We live in an era where private pictures can be sent via Snapchat and when messaging apps make it possible to connect with your significant other and friends simultaneously. So do couples still crave exclusivity in the form of an app, made just for the two of them?
Between has basic features found in every messaging app: instant messaging, photo sharing and memos.
It also has features just for couples: Updates on the weather forecast where the significant other is (if you’re not in the same city), a calendar countdown of events such as an anniversary or vacation together and has special discounted offers – such as concert tickets for two – available for purchase.
At the moment, Between boasts over 13 million global downloads. Twelve billion messages have been sent among these users and over 120 million photos have been accumulated.
The team is now prepping to launch a new version of the app, set for release next month.
Between is also working with Hong Kong-based startup Casetify, celebrating the launch of new iPhone app Casetify for Between, earlier this week. The new app will allow users to create customised phone cases using photos saved on the app.
These are the incentives and perks that keep current users happy, according to Park.
Why it works
Park got the idea for Between four years ago, when he was 26.
“It was during the height of Facebook and Twitter [usage]. I noticed that in Korea, there was something missing for couples,” he tells e27.
As for other competitors, Park sees few in South Korea and Asia.
“Snapchat is really not that big in Korea. Koreans like to look back on pictures and see the history,” he says.
While the US boasts similar apps such as Avocado and Couple, the market is perhaps most ripe in Asia where opportunities to celebrate love are embraced.
Koreans have a plethora of holidays celebrating coupledom, Park tells us. There’s the custom of celebrating 100-day anniversaries, celebrated consequently every 100 days. In addition to traditional holidays such as Valentine’s Day, there’s also White Day and Black Day (for singles).
Park sees also growing opportunity to expand throughout the target markets of Southeast Asia.
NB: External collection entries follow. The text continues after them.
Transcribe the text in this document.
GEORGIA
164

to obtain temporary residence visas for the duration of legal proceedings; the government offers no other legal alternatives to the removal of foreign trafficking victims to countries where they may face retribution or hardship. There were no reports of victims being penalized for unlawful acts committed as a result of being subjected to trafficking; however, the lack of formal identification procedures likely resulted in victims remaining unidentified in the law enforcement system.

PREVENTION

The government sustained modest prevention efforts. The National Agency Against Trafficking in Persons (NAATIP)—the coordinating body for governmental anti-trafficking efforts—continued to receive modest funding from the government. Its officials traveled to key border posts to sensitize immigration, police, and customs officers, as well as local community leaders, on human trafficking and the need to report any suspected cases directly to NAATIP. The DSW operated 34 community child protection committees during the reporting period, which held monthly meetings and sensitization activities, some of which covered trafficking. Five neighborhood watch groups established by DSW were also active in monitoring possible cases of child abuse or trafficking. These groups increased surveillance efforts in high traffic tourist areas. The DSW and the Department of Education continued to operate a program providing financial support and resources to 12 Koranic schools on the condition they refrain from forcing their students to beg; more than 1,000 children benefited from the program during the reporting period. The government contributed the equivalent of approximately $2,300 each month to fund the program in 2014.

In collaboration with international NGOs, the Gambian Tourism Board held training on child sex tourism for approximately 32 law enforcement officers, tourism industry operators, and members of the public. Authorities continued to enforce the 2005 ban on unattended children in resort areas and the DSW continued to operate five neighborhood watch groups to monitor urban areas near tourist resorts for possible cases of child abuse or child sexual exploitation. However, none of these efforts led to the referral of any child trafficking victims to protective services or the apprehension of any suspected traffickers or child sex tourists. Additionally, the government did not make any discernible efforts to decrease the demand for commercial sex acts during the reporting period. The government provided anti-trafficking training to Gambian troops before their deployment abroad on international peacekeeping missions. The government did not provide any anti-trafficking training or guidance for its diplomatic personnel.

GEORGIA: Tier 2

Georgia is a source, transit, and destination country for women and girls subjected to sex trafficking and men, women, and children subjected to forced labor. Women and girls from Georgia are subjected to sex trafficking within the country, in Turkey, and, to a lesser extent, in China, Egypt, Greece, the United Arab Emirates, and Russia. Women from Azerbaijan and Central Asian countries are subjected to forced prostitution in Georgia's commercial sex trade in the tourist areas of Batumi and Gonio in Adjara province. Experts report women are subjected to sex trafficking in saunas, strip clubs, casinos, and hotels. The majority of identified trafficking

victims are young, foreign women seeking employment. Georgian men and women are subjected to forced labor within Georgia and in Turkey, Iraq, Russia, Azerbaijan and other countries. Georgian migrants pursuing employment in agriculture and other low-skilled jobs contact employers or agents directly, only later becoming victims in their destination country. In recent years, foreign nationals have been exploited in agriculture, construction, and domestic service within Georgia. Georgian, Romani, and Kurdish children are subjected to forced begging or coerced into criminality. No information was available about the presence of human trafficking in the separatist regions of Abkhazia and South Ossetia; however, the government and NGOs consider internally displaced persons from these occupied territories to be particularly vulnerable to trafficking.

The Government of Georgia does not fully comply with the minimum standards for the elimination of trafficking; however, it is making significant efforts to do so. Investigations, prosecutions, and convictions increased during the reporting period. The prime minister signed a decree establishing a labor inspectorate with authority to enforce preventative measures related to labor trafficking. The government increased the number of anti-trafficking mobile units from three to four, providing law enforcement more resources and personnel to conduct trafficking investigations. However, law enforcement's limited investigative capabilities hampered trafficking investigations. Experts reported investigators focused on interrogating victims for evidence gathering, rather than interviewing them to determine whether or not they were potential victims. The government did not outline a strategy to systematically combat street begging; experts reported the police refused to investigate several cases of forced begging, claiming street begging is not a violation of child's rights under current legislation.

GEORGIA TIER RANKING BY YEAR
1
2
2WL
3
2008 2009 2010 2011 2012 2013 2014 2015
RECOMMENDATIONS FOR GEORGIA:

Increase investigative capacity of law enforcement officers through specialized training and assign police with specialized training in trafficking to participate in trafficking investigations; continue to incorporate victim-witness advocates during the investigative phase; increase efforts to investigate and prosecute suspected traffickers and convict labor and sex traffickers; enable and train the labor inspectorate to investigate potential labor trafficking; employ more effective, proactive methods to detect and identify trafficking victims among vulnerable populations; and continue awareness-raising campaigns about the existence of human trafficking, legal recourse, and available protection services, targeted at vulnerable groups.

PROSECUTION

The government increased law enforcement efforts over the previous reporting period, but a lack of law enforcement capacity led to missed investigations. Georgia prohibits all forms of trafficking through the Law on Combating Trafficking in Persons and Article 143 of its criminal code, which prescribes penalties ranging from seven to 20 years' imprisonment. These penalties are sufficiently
“Fifty per cent of our users are in Korea, and Japan makes up most of the rest. But we have a growing amount of users in Southeast Asia and Taiwan,” he says.
Previously, the startup has received investment from DeNA, one of Japan’s biggest mobile Internet companies.
VCNC has also raised US$4 million across three rounds, including capital from venture capital firm SoftBank Ventures Korea, Japan’s Global Brain Corporation and US-based 500 Startups. The app receives revenue through advertisements and from the sales of its stickers, which can be inserted in text conversations: six sticker characters are made in-house.
Also Read: In photos: Welcome to South Korea’s Jandi
What happens when couples break up?
Or to be more accurate, how does Between retain its user base?
“We give them a one-month grace period before we delete their data. We’ve discovered that about 75 percent eventually get back together and use the app again. We give them a good experience when they are in a relationship, so they want to come back,” concludes Park.
Perhaps, an app to share and to hold is the secret to a successful relationship.